Καὶ ἐγένετο αὐτὸν ἐν τοῖς σάββασιν παραπορεύεσθαι διὰ τῶν σπορίμων, καὶ οἱ μαθηταὶ αὐτοῦ ἤρξαντο ὁδὸν ποιεῖν τίλλοντες τοὺς στάχυας.
24 En de Farizeen zeiden tot Hem: Zie, waarom doen zij op den sabbatdag, wat niet geoorloofd is?
καὶ οἱ Φαρισαῖοι ἔλεγον αὐτῷ Ἴδε τί ποιοῦσιν τοῖς σάββασιν ὃ οὐκ ἔξεστιν;
25 En Hij zeide tot hen: Hebt gij nooit gelezen, wat David gedaan heeft, als hij nood had, en hem hongerde, en dengenen, die met hem waren?

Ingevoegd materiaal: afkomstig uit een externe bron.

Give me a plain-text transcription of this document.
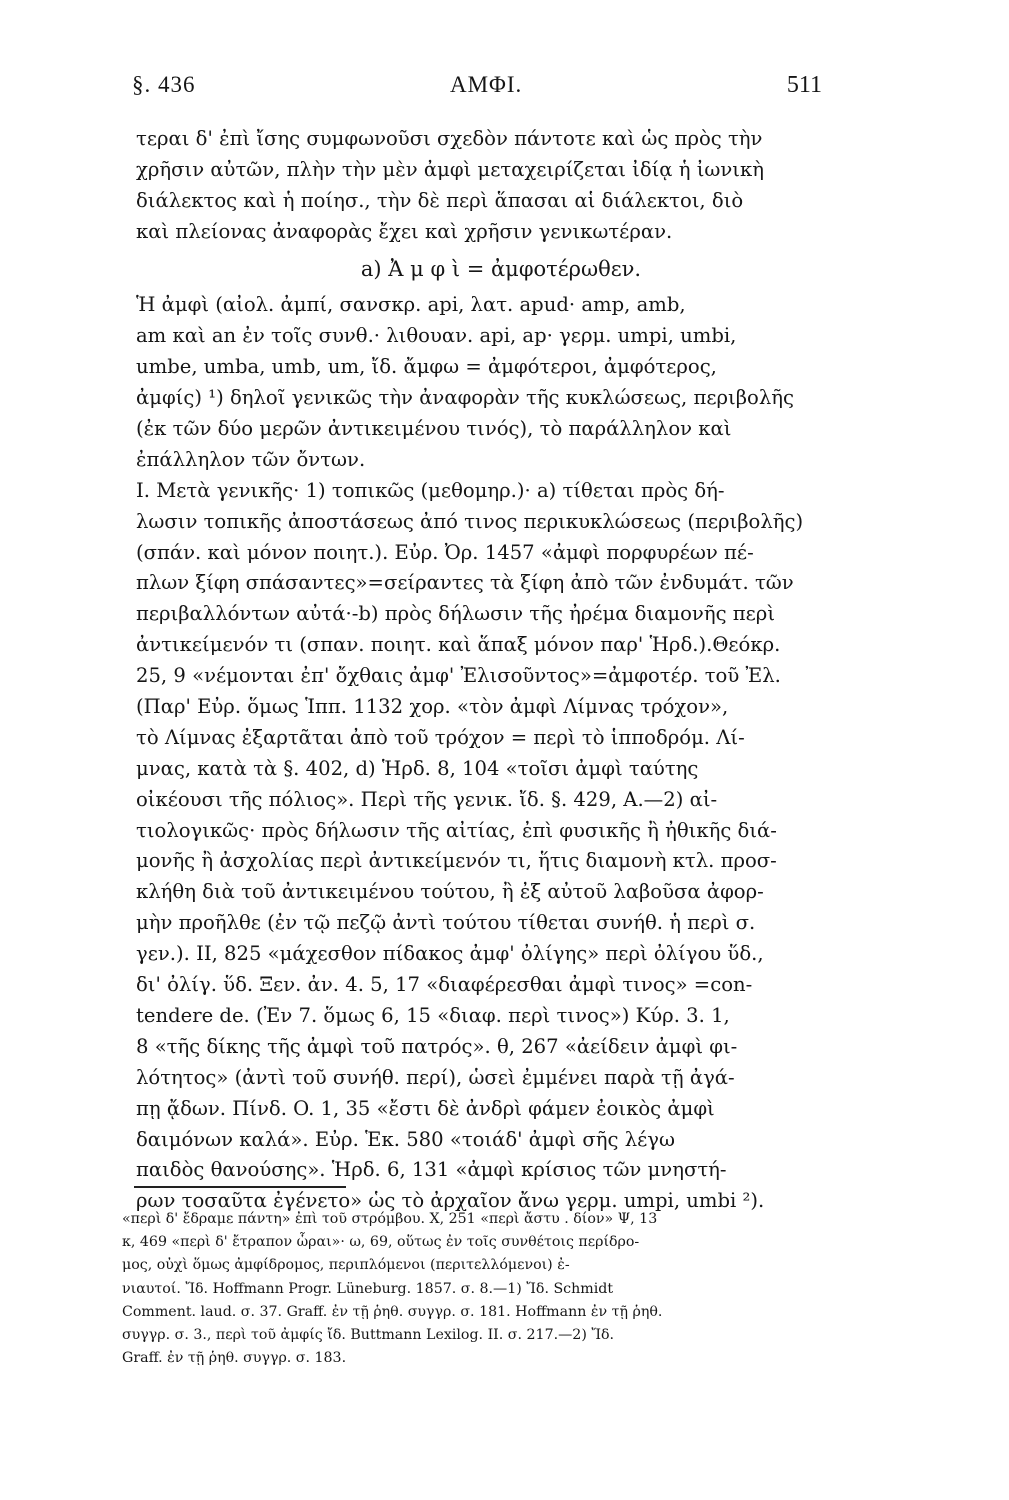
§. 436	ΑΜΦΙ.	511
τεραι δ' ἐπὶ ἴσης συμφωνοῦσι σχεδὸν πάντοτε καὶ ὡς πρὸς τὴν
χρῆσιν αὐτῶν, πλὴν τὴν μὲν ἀμφὶ μεταχειρίζεται ἰδίᾳ ἡ ἰωνικὴ
διάλεκτος καὶ ἡ ποίησ., τὴν δὲ περὶ ἅπασαι αἱ διάλεκτοι, διὸ
καὶ πλείονας ἀναφορὰς ἔχει καὶ χρῆσιν γενικωτέραν.
a) Ἀ μ φ ὶ = ἀμφοτέρωθεν.
Ἡ ἀμφὶ (αἰολ. ἀμπί, σανσκρ. api, λατ. apud· amp, amb,
am καὶ an ἐν τοῖς συνθ.· λιθουαν. api, ap· γερμ. umpi, umbi,
umbe, umba, umb, um, ἴδ. ἄμφω = ἀμφότεροι, ἀμφότερος,
ἀμφίς) ¹) δηλοῖ γενικῶς τὴν ἀναφορὰν τῆς κυκλώσεως, περιβολῆς
(ἐκ τῶν δύο μερῶν ἀντικειμένου τινός), τὸ παράλληλον καὶ
ἐπάλληλον τῶν ὄντων.
I. Μετὰ γενικῆς· 1) τοπικῶς (μεθομηρ.)· a) τίθεται πρὸς δή-
λωσιν τοπικῆς ἀποστάσεως ἀπό τινος περικυκλώσεως (περιβολῆς)
(σπάν. καὶ μόνον ποιητ.). Εὐρ. Ὀρ. 1457 «ἀμφὶ πορφυρέων πέ-
πλων ξίφη σπάσαντες»=σείραντες τὰ ξίφη ἀπὸ τῶν ἐνδυμάτ. τῶν
περιβαλλόντων αὐτά·-b) πρὸς δήλωσιν τῆς ἠρέμα διαμονῆς περὶ
ἀντικείμενόν τι (σπαν. ποιητ. καὶ ἅπαξ μόνον παρ' Ἡρδ.).Θεόκρ.
25, 9 «νέμονται ἐπ' ὄχθαις ἀμφ' Ἐλισοῦντος»=ἀμφοτέρ. τοῦ Ἐλ.
(Παρ' Εὐρ. ὅμως Ἱππ. 1132 χορ. «τὸν ἀμφὶ Λίμνας τρόχον»,
τὸ Λίμνας ἐξαρτᾶται ἀπὸ τοῦ τρόχον = περὶ τὸ ἱπποδρόμ. Λί-
μνας, κατὰ τὰ §. 402, d) Ἡρδ. 8, 104 «τοῖσι ἀμφὶ ταύτης
οἰκέουσι τῆς πόλιος». Περὶ τῆς γενικ. ἴδ. §. 429, Α.—2) αἰ-
τιολογικῶς· πρὸς δήλωσιν τῆς αἰτίας, ἐπὶ φυσικῆς ἢ ἠθικῆς διά-
μονῆς ἢ ἀσχολίας περὶ ἀντικείμενόν τι, ἥτις διαμονὴ κτλ. προσ-
κλήθη διὰ τοῦ ἀντικειμένου τούτου, ἢ ἐξ αὐτοῦ λαβοῦσα ἀφορ-
μὴν προῆλθε (ἐν τῷ πεζῷ ἀντὶ τούτου τίθεται συνήθ. ἡ περὶ σ.
γεν.). II, 825 «μάχεσθον πίδακος ἀμφ' ὀλίγης» περὶ ὀλίγου ὕδ.,
δι' ὀλίγ. ὕδ. Ξεν. ἀν. 4. 5, 17 «διαφέρεσθαι ἀμφὶ τινος» =con-
tendere de. (Ἐν 7. ὅμως 6, 15 «διαφ. περὶ τινος») Κύρ. 3. 1,
8 «τῆς δίκης τῆς ἀμφὶ τοῦ πατρός». θ, 267 «ἀείδειν ἀμφὶ φι-
λότητος» (ἀντὶ τοῦ συνήθ. περί), ὡσεὶ ἐμμένει παρὰ τῇ ἀγά-
πῃ ᾄδων. Πίνδ. O. 1, 35 «ἔστι δὲ ἀνδρὶ φάμεν ἐοικὸς ἀμφὶ
δαιμόνων καλά». Εὐρ. Ἑκ. 580 «τοιάδ' ἀμφὶ σῆς λέγω
παιδὸς θανούσης». Ἡρδ. 6, 131 «ἀμφὶ κρίσιος τῶν μνηστή-
ρων τοσαῦτα ἐγένετο» ὡς τὸ ἀρχαῖον ἄνω γερμ. umpi, umbi ²).
«περὶ δ' ἔδραμε πάντη» ἐπὶ τοῦ στρόμβου. X, 251 «περὶ ἄστυ . δίον» Ψ, 13
κ, 469 «περὶ δ' ἔτραπον ὧραι»· ω, 69, οὕτως ἐν τοῖς συνθέτοις περίδρο-
μος, οὐχὶ ὅμως ἀμφίδρομος, περιπλόμενοι (περιτελλόμενοι) ἐ-
νιαυτοί. Ἴδ. Hoffmann Progr. Lüneburg. 1857. σ. 8.—1) Ἴδ. Schmidt
Comment. laud. σ. 37. Graff. ἐν τῇ ῥηθ. συγγρ. σ. 181. Hoffmann ἐν τῇ ῥηθ.
συγγρ. σ. 3., περὶ τοῦ ἀμφίς ἴδ. Buttmann Lexilog. II. σ. 217.—2) Ἴδ.
Graff. ἐν τῇ ῥηθ. συγγρ. σ. 183.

καὶ λέγει αὐτοῖς· Οὐδέποτε ἀνέγνωτε τί ἐποίησεν Δαυείδ, ὅτε χρείαν ἔσχεν καὶ ἐπείνασεν αὐτὸς καὶ οἱ μετ’ αὐτοῦ;
26 Hoe hij ingegaan is in het huis Gods, ten tijde van Abjathar, den hogepriester, en de toonbroden gegeten heeft, die niemand zijn geoorloofd te eten, dan den priesteren, en ook gegeven heeft dengenen, die met hem waren?
πῶς εἰσῆλθεν εἰς τὸν οἶκον τοῦ Θεοῦ ἐπὶ Ἀβιαθὰρ ἀρχιερέως καὶ τοὺς ἄρτους τῆς προθέσεως ἔφαγεν, οὓς οὐκ ἔξεστιν φαγεῖν εἰ μὴ τοὺς ἱερεῖς, καὶ ἔδωκεν καὶ τοῖς σὺν αὐτῷ οὖσιν;
27 En Hij zeide tot hen: De sabbat is gemaakt om den mens, niet de mens om den sabbat.
καὶ ἔλεγεν αὐτοῖς Τὸ σάββατον διὰ τὸν ἄνθρωπον ἐγένετο, καὶ οὐχ ὁ ἄνθρωπος διὰ τὸ σάββατον·
28 Zo is dan de Zoon des mensen een Heere ook van den sabbat.
ὥστε κύριός ἐστιν ὁ Υἱὸς τοῦ ἀνθρώπου καὶ τοῦ σαββάτου.